Certes, la consultation sur les zones à faibles émissions (ZFE) proposée au public par la commission de l'aménagement du territoire et du développement durable du Sénat, entre le 17 avril et le 14 mai derniers, peut difficilement se comparer à un sondage construit sur la base d'un panel représentatif. Mais les résultats de cette enquête d'une vingtaine de questions, présentés jeudi 25 mai, offrent malgré tout une vision très instructive de la manière dont ce dispositif, potentiellement explosif, est appréhendé par ceux qui s'y intéressent. Si l'on en juge par le volume des participants, plus de 51 000, particuliers et professionnels, ces derniers sont nombreux.
« C'est un record », constate Philippe Tabarot, rapporteur d'une mission d'information en cours, sur ce sujet. Le précédent record, établi par un autre sujet épineux, la limitation de la vitesse sur les routes à 80 km/h, avait cumulé 23 000 réponses… Les répondants, majoritairement des particuliers, s'avèrent aussi très impliqués, puisque 60 % d'entre eux habitent au sein ou à proximité d'une des onze métropoles concernées.

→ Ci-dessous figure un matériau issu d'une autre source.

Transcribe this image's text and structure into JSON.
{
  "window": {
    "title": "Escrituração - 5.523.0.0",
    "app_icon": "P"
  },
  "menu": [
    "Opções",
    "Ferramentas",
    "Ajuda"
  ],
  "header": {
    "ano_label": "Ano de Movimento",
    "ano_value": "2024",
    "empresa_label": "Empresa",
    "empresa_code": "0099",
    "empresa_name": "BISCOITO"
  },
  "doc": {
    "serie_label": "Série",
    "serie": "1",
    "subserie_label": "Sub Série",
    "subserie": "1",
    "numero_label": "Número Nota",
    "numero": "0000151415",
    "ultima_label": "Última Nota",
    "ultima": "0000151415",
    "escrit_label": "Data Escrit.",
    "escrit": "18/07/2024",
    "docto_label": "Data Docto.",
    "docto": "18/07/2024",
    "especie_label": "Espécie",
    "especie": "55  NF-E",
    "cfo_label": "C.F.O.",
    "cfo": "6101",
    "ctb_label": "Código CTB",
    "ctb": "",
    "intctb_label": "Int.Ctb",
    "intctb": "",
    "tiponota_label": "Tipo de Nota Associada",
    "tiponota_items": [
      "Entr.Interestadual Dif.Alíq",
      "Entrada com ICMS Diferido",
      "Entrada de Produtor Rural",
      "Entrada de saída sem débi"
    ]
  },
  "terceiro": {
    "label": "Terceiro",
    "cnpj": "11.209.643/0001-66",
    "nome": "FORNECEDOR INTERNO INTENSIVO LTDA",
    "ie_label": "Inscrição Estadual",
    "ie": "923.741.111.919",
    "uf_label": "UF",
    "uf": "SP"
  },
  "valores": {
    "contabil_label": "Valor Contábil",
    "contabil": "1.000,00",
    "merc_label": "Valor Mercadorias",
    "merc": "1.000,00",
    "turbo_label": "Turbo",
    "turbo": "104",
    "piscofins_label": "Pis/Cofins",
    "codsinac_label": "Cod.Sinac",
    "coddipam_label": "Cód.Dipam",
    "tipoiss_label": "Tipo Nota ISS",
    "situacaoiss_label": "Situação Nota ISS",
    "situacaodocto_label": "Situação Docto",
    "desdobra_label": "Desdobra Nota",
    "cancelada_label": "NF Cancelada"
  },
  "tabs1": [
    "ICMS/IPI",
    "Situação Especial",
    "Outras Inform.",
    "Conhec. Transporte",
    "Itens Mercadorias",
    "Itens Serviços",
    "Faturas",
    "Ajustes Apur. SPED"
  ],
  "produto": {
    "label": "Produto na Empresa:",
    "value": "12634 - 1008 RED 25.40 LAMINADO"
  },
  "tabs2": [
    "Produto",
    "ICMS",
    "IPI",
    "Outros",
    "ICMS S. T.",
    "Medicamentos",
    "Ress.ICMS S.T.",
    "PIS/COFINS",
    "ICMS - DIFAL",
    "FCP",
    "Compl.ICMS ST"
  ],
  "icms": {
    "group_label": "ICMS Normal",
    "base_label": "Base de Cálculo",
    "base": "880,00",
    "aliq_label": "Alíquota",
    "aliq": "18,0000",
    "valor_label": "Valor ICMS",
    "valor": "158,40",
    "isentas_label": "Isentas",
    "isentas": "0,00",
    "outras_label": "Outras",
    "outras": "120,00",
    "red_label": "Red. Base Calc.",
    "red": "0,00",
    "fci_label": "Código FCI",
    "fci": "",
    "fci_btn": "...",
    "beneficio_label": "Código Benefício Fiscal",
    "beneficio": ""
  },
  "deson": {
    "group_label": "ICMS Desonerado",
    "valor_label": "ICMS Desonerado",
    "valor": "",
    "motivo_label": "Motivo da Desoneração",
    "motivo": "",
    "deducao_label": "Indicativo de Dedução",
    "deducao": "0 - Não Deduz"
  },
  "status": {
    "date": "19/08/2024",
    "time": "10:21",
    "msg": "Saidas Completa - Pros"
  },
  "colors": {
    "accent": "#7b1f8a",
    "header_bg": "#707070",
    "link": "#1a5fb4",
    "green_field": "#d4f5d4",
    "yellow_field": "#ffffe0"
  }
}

La crainte d'une fracture sociale
Cette photographie révèle sans ambiguïté une opposition massive au déploiement des ZFE : 86 % des particuliers et 79 % des professionnels y sont défavorables, majoritairement par crainte d'un creusement des inégalités sociales. « Ce sont les personnes qui sont le plus en difficulté qui auront le plus d'efforts à faire au niveau de cette transition, explique le sénateur. Et quelquefois, ce sont aussi celles qui sont le plus confrontées à ces pollutions. » Si les cadres (25 %) et les étudiants (28 %) approuvent le dispositif plus que la moyenne (14 %), les ouvriers, les retraités et les employés ne sont ainsi respectivement plus que 4 %, 7 % et 11 % à la trouver souhaitable.
Des difficultés cumulées
Des griefs d'autant plus forts que le coût d'acquisition des véhicules propres est jugé trop élevé par plus des trois quarts des particuliers et plus de la moitié des professionnels, malgré la mise en place d'aides, par ailleurs largement considérées comme insuffisantes. À tel point que 83 % des répondants n'envisagent tout simplement pas d'en changer, même après la mise en place des ZFE. « Ce qui semble montrer qu'à ce stade, le dispositif échoue à produire les changements de comportements attendus », estime Philippe Tabarot.

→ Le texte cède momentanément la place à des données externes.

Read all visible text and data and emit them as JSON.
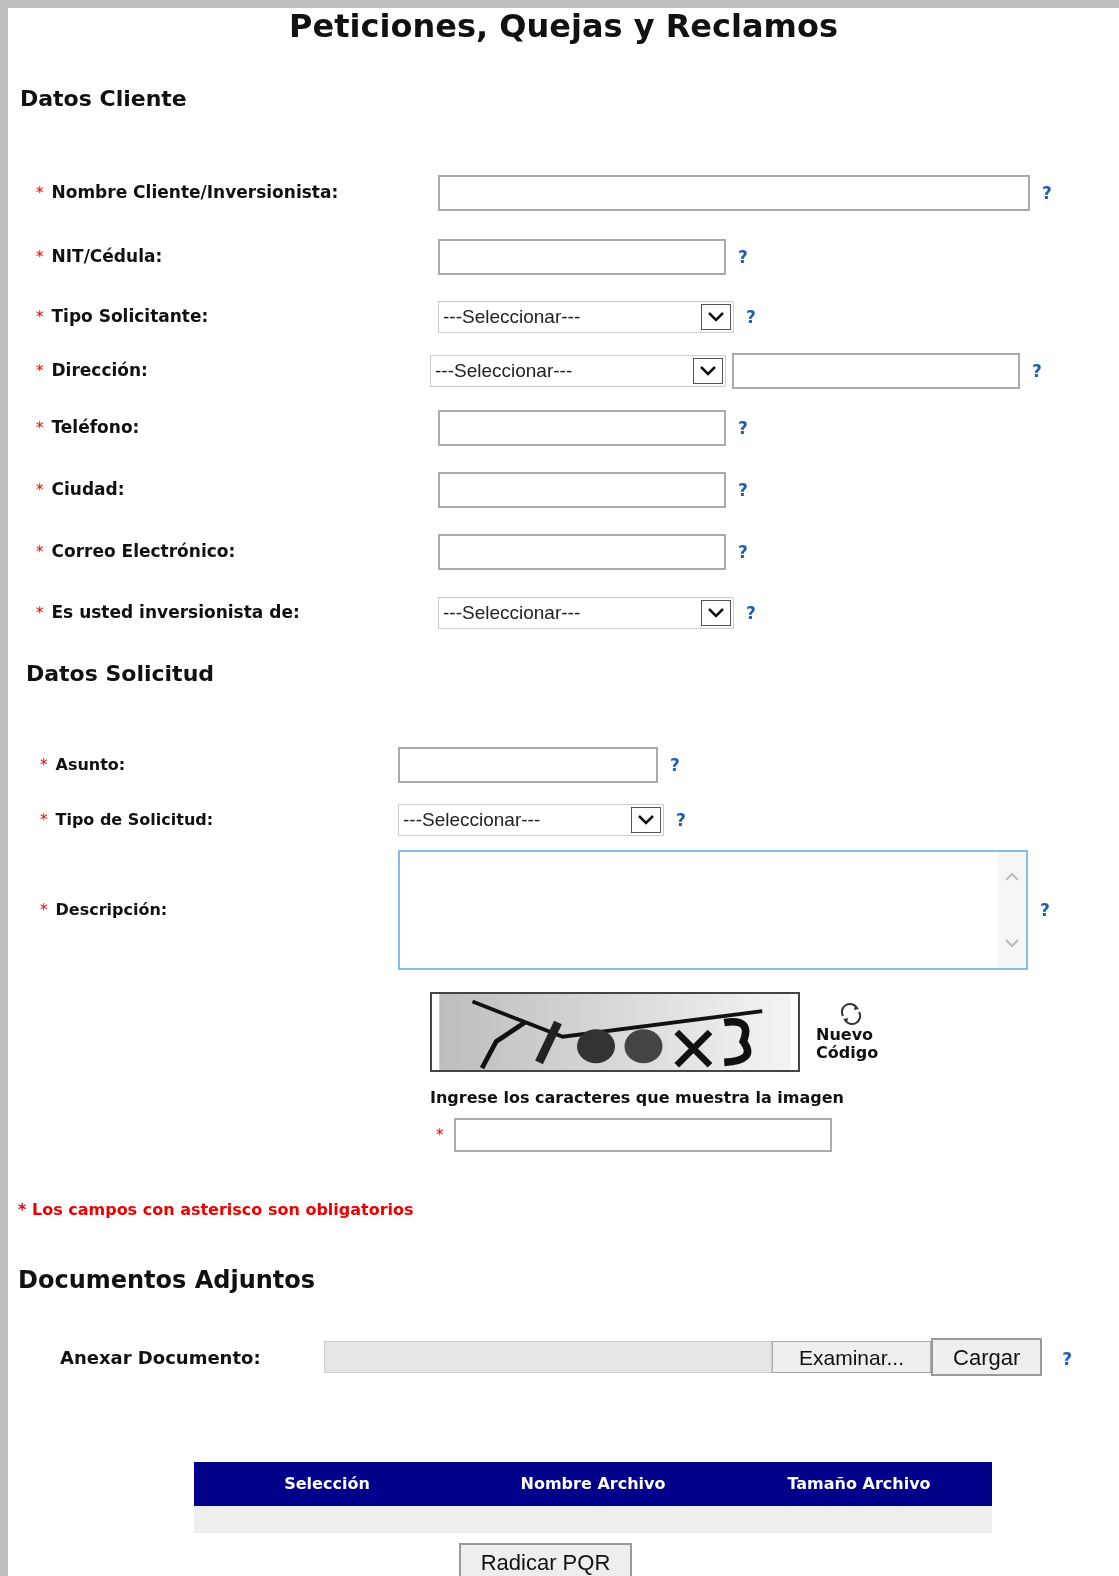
{
  "title": "Peticiones, Quejas y Reclamos",
  "client_section": {
    "heading": "Datos Cliente",
    "fields": [
      {
        "kind": "wide_text",
        "label": "Nombre Cliente/Inversionista:",
        "required": "*",
        "help": "?"
      },
      {
        "kind": "text",
        "label": "NIT/Cédula:",
        "required": "*",
        "help": "?"
      },
      {
        "kind": "select",
        "label": "Tipo Solicitante:",
        "required": "*",
        "help": "?",
        "value": "---Seleccionar---"
      },
      {
        "kind": "select_text",
        "label": "Dirección:",
        "required": "*",
        "help": "?",
        "value": "---Seleccionar---"
      },
      {
        "kind": "text",
        "label": "Teléfono:",
        "required": "*",
        "help": "?"
      },
      {
        "kind": "text",
        "label": "Ciudad:",
        "required": "*",
        "help": "?"
      },
      {
        "kind": "text",
        "label": "Correo Electrónico:",
        "required": "*",
        "help": "?"
      },
      {
        "kind": "select",
        "label": "Es usted inversionista de:",
        "required": "*",
        "help": "?",
        "value": "---Seleccionar---"
      }
    ]
  },
  "request_section": {
    "heading": "Datos Solicitud",
    "fields": [
      {
        "kind": "text",
        "label": "Asunto:",
        "required": "*",
        "help": "?"
      },
      {
        "kind": "select",
        "label": "Tipo de Solicitud:",
        "required": "*",
        "help": "?",
        "value": "---Seleccionar---"
      },
      {
        "kind": "textarea",
        "label": "Descripción:",
        "required": "*",
        "help": "?"
      }
    ]
  },
  "captcha": {
    "refresh_label": "Nuevo Código",
    "instruction": "Ingrese los caracteres que muestra la imagen",
    "required": "*"
  },
  "required_note": "* Los campos con asterisco son obligatorios",
  "attachments": {
    "heading": "Documentos Adjuntos",
    "label": "Anexar Documento:",
    "browse_button": "Examinar...",
    "upload_button": "Cargar",
    "help": "?",
    "columns": [
      "Selección",
      "Nombre Archivo",
      "Tamaño Archivo"
    ]
  },
  "submit_button": "Radicar PQR"
}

Autres critiques faites au dispositif : le manque de pertinence des vignettes Crit'air, des informations insuffisamment précises ou accessibles sur les ZFE et les aides proposées, mais aussi les possibles effets pervers de la mesure, comme la mise au rebut de nombreux véhicules encore fonctionnels. « Je ne comprends pas le principe de mettre à la casse des véhicules en état de rouler et qui passent les contrôles de pollution du contrôle technique, souligne l'un des participants. Les véhicules remplacés ne sont pas tous détruits et vont polluer ailleurs. » Les objections portent également sur la trop grande rapidité de la mise en œuvre des restrictions de circulation. « On ne peut pas ne pas prendre en compte l'impératif de santé publique, insiste Philippe Tabarot. Après, ce qui semble évident, c'est qu'il y a une désynchronisation entre les schémas de restrictions, le calendrier et l'avancée des [solutions] alternatives. »
Des rapports à venir
• 41 % des professionnels conduisent un véhicule classé Vignette Crit'air 3, 4, 5 ou non classé.
• 45 % des professionnels sont amenés à circuler dans une métropole concernée par une ZFE plusieurs fois par semaine.
• 32 à 33 agglomérations supplémentaires devraient mettre en œuvre une ZFE d'ici à 2025.
Tout en essayant de « trouver une ligne de crête », c'est à tous ces dysfonctionnements que devra s'attaquer son rapport d'information, attendu pour le mois de juin prochain. Outre cette consultation, ce document sera élaboré sur la base d'études comparées, dans d'autres pays, de nombreuses contributions et de témoignages, notamment d'associations, d'élus, de transporteurs ou encore d'acteurs de la filière automobile. Il s'y ajoutera une autre étude, sur ce même sujet, confiée à Barbara Pompili par la Première ministre et prévue pour l'automne prochain, ainsi que les travaux du comité de concertation nationale sur les zones à faibles émissions mobilité (ZFE-m) mis en place par le ministre de la Transition écologique, Christophe Béchu, en janvier dernier. Le sujet, décidément, suscite de nombreuses questions.